Повернулся и вышел, сам не понимая, что педантично разыгрывает сколь героическую, столь и заезженную мизансцену. Когда спохватился, запоздало осознав, что все происходило непосредственно с ним и именно по-настоящему, было, конечно, поздно… Родители торжествовали открыто, даже мать сумела победно улыбнуться из своей шаткой ремиссии, откуда обычно в мир здоровых и счастливых головы не поворачивала. Но он опять их огорчил до невозможности: на батин родной электромеханический учеником идти отказался, а вместо этого поступил на трехмесячные курсы машинистов газовой котельной, где ни комсомольского билета, ни политической лояльности не спрашивали – да, собственно, в те годы там и то, и другое могло встретиться разве что случайно. Он оказался в своей среде – среде гонимых и униженных поэтов, музыкантов и художников. Большинство из них уже впечатляюще получило от власти по мордасам, но такого дивного подвига, как претерпевший муку Василий, не сподобился совершить никто. Ну, писали стихи, заведомо ни в один вменяемый журнал не пригодные, – разве что клуба самоубийц; ну, картины там мазали с вполне узнаваемыми свинскими харями – так ведь что позволено Глазунову, то у серой команды не проскочит; ну, обличали суровой песней душителей свободы в узком кругу доверенных лиц, из которых одно вдруг по непонятной никому причине прямо из круга бежало в Большой дом; но чтоб вот так – красными корочками – да прямо в поганую рожу председателя райкома комсомола (молодая легенда, понятное дело, выйдя в свет, вздохнула полной грудью и зажила новой, вполне самостоятельной жизнью)… Словом, Поэт постепенно обретал уверенную известность в нижних кругах творческого ада.

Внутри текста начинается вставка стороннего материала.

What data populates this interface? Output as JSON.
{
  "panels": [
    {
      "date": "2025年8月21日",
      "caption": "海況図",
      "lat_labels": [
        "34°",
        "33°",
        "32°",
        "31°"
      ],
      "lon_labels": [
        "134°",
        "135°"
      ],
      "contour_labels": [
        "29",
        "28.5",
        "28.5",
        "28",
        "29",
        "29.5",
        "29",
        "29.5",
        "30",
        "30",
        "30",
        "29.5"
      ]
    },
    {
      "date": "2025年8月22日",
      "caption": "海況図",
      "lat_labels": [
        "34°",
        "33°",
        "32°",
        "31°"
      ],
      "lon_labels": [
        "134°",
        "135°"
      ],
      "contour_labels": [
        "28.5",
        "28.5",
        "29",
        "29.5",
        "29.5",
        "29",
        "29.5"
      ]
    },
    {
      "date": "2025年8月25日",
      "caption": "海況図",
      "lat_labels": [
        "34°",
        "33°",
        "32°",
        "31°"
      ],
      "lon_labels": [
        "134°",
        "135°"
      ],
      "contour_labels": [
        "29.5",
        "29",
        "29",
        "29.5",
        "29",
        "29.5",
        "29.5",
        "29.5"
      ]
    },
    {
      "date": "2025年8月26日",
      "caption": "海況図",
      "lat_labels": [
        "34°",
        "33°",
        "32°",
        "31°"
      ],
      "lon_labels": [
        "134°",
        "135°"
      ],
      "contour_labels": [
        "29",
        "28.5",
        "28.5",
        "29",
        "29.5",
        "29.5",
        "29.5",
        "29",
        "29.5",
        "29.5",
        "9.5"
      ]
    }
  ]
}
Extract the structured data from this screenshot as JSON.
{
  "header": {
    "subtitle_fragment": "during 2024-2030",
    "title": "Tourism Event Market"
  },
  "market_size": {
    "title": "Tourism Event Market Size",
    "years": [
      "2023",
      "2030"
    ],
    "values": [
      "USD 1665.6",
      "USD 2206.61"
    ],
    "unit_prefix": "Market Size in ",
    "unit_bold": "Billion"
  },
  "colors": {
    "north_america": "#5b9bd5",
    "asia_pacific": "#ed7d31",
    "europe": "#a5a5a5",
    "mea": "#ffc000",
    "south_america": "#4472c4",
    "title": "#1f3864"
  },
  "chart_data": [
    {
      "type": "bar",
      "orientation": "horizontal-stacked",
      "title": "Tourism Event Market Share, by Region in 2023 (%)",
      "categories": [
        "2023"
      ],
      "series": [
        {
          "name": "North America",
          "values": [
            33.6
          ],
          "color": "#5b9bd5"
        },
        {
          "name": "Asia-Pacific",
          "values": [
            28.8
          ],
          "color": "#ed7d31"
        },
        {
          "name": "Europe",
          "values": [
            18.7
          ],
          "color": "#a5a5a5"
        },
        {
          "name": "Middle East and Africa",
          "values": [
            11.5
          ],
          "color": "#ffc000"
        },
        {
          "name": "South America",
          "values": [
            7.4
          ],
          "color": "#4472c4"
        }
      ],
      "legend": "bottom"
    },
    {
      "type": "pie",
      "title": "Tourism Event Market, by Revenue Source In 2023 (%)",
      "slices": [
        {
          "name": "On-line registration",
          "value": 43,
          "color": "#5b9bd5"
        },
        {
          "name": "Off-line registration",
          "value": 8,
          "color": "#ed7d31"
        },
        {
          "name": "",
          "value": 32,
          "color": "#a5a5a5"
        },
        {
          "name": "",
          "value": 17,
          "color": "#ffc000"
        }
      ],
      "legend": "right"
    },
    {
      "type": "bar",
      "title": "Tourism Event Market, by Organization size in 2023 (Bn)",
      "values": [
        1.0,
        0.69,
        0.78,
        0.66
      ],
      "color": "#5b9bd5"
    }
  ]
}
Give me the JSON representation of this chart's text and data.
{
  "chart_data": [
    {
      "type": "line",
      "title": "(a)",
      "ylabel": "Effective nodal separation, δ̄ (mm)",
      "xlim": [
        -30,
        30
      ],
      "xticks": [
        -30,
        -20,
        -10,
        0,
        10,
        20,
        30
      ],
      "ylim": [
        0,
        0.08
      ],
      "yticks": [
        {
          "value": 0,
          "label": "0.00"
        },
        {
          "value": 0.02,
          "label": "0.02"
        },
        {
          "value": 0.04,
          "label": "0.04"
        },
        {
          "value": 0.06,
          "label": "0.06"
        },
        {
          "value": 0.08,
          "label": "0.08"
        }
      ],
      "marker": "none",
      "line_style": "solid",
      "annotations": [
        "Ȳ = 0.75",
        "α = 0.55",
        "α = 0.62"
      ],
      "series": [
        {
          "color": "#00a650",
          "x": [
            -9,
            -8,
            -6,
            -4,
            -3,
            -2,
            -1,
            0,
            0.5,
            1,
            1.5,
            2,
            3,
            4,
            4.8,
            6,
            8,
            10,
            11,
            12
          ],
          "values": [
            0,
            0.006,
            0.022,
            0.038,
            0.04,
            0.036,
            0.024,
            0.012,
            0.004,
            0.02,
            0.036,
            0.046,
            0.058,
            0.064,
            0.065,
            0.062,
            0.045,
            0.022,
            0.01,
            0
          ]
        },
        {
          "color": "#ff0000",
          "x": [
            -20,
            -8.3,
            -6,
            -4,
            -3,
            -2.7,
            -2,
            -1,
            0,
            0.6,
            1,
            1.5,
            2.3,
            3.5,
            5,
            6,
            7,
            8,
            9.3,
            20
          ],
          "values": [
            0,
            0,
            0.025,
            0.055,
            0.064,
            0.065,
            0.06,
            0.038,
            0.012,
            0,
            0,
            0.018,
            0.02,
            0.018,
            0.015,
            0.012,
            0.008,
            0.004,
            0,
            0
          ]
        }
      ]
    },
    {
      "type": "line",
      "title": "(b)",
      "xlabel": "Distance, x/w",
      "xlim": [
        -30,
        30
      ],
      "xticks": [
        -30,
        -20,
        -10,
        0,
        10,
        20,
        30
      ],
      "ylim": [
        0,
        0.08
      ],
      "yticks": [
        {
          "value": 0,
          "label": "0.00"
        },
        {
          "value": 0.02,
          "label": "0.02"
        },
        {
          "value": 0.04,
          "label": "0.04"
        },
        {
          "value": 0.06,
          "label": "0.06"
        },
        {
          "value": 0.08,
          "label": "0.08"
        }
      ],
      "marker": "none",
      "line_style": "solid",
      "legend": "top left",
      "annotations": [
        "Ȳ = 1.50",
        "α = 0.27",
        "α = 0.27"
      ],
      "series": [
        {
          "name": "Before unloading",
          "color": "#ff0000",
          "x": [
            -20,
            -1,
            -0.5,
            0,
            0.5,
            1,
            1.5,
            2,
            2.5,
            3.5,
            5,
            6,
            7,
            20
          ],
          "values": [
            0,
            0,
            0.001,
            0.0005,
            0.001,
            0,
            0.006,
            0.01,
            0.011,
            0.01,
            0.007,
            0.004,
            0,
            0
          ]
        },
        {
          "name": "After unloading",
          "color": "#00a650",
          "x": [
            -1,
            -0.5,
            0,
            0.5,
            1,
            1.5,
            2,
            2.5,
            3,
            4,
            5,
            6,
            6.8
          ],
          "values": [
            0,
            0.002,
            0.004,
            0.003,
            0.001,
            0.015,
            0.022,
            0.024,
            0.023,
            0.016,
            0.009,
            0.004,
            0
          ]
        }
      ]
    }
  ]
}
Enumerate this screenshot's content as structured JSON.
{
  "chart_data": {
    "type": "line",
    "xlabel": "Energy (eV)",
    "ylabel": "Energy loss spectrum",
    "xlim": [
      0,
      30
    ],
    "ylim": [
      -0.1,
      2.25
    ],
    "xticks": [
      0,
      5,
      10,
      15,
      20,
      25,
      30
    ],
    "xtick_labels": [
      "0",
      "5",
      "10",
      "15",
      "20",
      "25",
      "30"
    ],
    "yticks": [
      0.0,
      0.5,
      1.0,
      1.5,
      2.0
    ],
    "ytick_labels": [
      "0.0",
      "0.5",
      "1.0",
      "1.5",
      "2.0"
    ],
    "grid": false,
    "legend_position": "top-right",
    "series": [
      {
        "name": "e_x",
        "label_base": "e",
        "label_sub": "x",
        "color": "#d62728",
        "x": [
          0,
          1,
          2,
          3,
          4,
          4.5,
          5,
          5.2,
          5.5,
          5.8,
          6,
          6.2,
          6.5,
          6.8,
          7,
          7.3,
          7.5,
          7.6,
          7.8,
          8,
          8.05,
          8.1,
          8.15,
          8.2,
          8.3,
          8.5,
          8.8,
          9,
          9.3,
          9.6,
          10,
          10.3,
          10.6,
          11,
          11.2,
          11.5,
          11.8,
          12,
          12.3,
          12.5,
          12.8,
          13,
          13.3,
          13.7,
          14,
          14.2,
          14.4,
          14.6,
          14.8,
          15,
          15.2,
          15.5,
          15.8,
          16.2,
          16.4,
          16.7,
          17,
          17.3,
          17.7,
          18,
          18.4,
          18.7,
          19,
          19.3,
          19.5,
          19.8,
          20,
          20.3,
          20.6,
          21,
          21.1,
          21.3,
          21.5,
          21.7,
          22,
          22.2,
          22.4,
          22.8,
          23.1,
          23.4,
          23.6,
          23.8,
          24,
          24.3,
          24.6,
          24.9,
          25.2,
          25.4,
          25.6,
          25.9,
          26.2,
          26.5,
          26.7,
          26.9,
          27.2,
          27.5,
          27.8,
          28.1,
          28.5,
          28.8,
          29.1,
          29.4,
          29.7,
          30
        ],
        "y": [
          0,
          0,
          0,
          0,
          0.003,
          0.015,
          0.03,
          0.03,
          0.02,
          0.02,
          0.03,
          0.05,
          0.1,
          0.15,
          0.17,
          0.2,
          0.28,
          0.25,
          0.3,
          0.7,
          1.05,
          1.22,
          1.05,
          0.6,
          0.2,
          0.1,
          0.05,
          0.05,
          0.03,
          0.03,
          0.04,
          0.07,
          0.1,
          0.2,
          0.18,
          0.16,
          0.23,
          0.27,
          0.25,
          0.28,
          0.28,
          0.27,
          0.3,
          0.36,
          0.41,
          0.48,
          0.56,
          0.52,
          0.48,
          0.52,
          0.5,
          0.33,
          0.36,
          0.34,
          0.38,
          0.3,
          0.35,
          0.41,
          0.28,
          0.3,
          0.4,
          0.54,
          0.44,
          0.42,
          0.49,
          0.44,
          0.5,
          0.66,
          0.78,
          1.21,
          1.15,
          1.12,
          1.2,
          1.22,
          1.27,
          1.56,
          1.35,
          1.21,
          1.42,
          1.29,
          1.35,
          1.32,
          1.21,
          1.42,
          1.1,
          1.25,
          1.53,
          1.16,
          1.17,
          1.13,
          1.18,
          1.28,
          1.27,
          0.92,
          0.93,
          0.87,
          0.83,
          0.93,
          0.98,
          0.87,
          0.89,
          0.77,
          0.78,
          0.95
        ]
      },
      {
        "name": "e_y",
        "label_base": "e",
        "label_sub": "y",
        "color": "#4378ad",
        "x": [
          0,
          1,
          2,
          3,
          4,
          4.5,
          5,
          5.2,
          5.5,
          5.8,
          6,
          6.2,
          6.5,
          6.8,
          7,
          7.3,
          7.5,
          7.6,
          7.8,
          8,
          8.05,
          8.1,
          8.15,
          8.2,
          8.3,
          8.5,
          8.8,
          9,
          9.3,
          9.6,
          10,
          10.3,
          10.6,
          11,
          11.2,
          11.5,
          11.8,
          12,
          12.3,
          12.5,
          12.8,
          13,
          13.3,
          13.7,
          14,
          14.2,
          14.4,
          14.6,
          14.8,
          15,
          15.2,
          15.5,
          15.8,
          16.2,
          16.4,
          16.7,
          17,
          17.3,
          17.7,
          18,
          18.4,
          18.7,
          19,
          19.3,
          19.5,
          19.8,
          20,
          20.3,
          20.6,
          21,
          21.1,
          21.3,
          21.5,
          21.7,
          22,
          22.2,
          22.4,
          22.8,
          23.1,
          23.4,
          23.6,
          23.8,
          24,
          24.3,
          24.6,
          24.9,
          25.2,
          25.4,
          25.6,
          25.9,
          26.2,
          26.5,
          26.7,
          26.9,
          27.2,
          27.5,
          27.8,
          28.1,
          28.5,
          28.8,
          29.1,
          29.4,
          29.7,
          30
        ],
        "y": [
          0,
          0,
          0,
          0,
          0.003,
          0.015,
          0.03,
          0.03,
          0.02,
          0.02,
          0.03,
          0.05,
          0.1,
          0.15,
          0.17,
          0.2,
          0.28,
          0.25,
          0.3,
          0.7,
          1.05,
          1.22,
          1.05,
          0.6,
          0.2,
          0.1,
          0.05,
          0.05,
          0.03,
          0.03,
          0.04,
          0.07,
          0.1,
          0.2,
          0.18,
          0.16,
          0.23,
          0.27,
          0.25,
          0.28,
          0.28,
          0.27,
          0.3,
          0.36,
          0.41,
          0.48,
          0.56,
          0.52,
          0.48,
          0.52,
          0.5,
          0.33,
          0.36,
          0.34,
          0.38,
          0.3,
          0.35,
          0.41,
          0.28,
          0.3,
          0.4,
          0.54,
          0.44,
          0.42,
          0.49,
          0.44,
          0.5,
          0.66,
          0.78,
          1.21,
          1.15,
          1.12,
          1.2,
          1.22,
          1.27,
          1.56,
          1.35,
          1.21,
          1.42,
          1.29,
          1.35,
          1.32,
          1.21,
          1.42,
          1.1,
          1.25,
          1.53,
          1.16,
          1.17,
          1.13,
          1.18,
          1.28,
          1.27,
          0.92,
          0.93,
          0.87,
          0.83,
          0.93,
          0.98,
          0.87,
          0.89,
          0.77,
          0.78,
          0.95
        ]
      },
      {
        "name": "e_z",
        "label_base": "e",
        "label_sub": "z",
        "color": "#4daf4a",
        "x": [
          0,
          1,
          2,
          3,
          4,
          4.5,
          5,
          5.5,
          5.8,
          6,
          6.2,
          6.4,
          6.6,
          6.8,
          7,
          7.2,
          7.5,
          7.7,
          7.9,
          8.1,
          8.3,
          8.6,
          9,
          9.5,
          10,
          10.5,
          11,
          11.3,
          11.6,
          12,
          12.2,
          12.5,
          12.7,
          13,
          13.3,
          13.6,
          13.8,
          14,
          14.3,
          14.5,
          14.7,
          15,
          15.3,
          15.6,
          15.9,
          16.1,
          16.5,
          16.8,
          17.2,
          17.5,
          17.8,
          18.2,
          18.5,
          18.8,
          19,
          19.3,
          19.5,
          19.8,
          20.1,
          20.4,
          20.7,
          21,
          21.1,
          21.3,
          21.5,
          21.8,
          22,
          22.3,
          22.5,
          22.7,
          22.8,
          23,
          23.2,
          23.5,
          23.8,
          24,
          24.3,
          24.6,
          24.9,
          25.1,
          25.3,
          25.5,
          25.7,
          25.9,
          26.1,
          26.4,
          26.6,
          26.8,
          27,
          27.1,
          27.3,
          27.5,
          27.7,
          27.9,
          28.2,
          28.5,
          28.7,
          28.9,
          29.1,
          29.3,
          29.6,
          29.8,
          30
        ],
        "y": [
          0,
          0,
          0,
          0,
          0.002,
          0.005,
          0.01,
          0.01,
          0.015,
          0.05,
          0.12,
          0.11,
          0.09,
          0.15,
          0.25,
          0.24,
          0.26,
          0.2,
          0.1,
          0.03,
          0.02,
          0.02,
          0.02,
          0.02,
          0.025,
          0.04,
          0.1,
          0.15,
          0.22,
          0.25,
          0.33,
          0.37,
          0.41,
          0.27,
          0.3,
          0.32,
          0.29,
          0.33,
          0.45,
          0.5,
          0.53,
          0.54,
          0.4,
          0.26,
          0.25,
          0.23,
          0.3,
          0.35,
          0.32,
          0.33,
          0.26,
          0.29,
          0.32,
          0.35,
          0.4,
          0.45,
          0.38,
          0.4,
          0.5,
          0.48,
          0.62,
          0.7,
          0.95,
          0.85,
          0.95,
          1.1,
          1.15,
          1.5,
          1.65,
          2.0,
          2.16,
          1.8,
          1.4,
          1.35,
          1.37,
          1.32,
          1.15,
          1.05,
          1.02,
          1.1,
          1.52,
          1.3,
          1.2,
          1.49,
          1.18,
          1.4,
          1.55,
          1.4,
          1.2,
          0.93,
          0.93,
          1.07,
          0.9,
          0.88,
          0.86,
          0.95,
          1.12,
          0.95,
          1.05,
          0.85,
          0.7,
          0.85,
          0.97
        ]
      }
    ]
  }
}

И вот, все это осталось позади, взволнованно думал он в августе девяносто первого, энергично проталкиваясь к ступенькам Казанского и на ходу бесплатно раздавая из продуктовой сумки многочисленным желающим свой первый, на кровные изданный, поэтический сборник «Сердце свободы». На сцену пускали всех. Дождавшись, пока пропищится вдохновенный очкарик с мятыми листочками в руках, Поэт ловко оттеснил его плечом и, подняв руку ладонью вперед, громовым голосом начал: Христиане и фашисты/Сионисты и бомжи/Комсомольцы и артисты/Оказалися во лжи… – слова его предсказуемо потонули в шквале аплодисментов; переждав этот краткий приступ, он продолжил, зная, что вот сейчас подбавит перцу: – Шовинизм, нацизм, фашизм/Лезут на поверхность/Их словесный онанизм/Опорочил честность…– в передних, сплошь мужских рядах послышалось короткое одобрительное ржанье, сразу заглушенное бешеными хлопками… Он давно уже научился чувствовать и держать аудиторию, давая ей время где надо – задуматься, где надо – хохотнуть… Сегодня, определенно, был его день… Нет, не его – поправился мысленно – всей России.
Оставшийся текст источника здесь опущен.